Saturday, October 03, 2009

ko un

Poet Ko Un Preaches Songs for Tomorrow

By Choi Yearn-hong
Korea Times Contributing Writer

Ko Un is one of the most famous Korean poets. No! He is the most famous Korean poet, and has been a candidate for the Nobel Prize in Literature over the past several years. He has written 135 books in various genres ― fiction, essay, translation, drama and poetry. He is best known for his poetry.

His poems from 1960 to 2002 are arranged in this collection in chronological order, and can be categorized in two groups: romantic poetry and poems of resistance against the authoritarian rule of the 1970s to `80s. His political poems after the 1980s push for national reunification. Ko was imprisoned four times for his political activities against the authoritarian government.

His poems are basically the products of his life. His early poems, written in the 1960s, are characterized by nihilistic romanticism. But the political situation in Korea in the 1970s molded him into an activist whose pen was mightier than the sword. When President Park Chung-hee declared the Yushin Reform in 1972, Ko responded by creating the Council of Writers for Practical Freedom and becoming a spokesman for the National Association for the Recovery of Democracy. He later became vice president of the Korean Coalition for Human Rights. President Park was assassinated by his intelligence head in 1979.

Ko was the poet of the 1970s. His political poems were adapted into popular songs in Korea and helped spark university students to revolt against the authoritarian regime under President Chun Doo-hwan in 1987. In other words, his poems were an agitating force in the young people's movement for democracy.

After his former jail mate Kim Dae-jung was elected president, Ko came to be the de facto poet laureate of the country. He joined Kim Dae-jung on his trip to the North Korean capital of Pyongyang on June 15, 2000. His frequent trips to North Korea, a closed nation for most, made him famous and notorious among Koreans. Internationally, he became a short-list candidate for a Nobel Prize.

Ko characterizes his poetry as containing elements of both music and history. He wrote in the preface of this book:

"My poetry is flow. That flow will at times produce rhythms as it strikes against the riverbanks or frolics, speckled by light and shade. Thus my poetry is resonance. In an interview with the New York Times in the late 1980s, I said that `poetry is the music of history,' stressing the `music' no less than the "history."

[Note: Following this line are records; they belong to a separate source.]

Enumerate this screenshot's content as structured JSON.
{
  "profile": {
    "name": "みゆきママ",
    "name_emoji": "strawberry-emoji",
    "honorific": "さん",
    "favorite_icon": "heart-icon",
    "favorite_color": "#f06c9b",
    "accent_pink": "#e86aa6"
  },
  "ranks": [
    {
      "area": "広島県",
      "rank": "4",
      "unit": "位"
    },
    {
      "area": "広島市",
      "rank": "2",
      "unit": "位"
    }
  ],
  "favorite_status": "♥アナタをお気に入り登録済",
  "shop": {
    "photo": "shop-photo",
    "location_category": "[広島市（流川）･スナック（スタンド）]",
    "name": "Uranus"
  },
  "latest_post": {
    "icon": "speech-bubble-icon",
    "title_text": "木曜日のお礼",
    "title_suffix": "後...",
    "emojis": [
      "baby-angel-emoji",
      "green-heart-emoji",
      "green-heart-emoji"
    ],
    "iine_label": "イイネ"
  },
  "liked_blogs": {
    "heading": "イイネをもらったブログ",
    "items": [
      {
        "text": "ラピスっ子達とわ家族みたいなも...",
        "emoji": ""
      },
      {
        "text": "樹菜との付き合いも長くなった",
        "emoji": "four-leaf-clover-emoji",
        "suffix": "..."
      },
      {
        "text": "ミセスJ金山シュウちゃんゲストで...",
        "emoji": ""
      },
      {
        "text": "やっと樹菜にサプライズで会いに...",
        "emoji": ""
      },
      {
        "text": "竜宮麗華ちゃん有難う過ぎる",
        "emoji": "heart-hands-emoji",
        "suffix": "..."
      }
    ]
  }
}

All poets are surrounded by their own times and places. Life experiences are all historical. Ko's surroundings were marked by turbulence ― Japanese colonial rule, liberation, the Korean War, resistance to the authoritarian governments, and finally, the achievement of democracy.

The political history of his time dictated for him to be a dissident poet and he became as such only after a long struggle. His poetic sensitivity resonated with the social and political events. And though his lines were written in resistance, they are never short on the imagination and metaphors that once filled his romantic nihilism.

I was not able to return to Korea after my advanced study in the United States due to my own political writings against the Korean government, but I could imagine the powerful impact of his poem, Arrows, on Korean college students in the 1970s. In it, he wrote:

Body and soul, let's all go

Transformed into arrows!

Piercing the air

Body and soul, let's go

With no turning back

Transfixed

Rotten with the pain of striking home

Never to return.

One last breath! Now, let's leave the bowstrings,

Throwing away like rags

Everything we've had for decades

Everything we've enjoyed for decades

Everything we've piled up for decades

Happiness

All, the whole thing.

Body and soul, let's go

Transformed into arrows!

The air is shouting! Piercing the air

Body and soul, let's go!

In dark daylight, the target rushes towards us.

Finally, as the target topples in a shower of blood

Let's all, just once, as arrows

Bleed.

Never to return! Never to return!

Hail, arrows, our nation's arrows!

Hail, our nation's warriors! Spirits!

But his enormous silence regarding the Kim Dae-jung government's Sunshine Policy, the post-Kim era, and North Korea's nuclear testing and constant threats to the South has prompted questions among Koreans. Where are the poet's arrows now? Is there no target for the arrows? Is his target now the Nobel Prize?

He was once a poet of resistance to the authoritarian regime, but he is now a poet of consonance. Most probably, he was somehow involved with Kim Dae-jung's team and his Sunshine Policy. But poets should be distant from power. This is a lesson I can learn from Ko Un.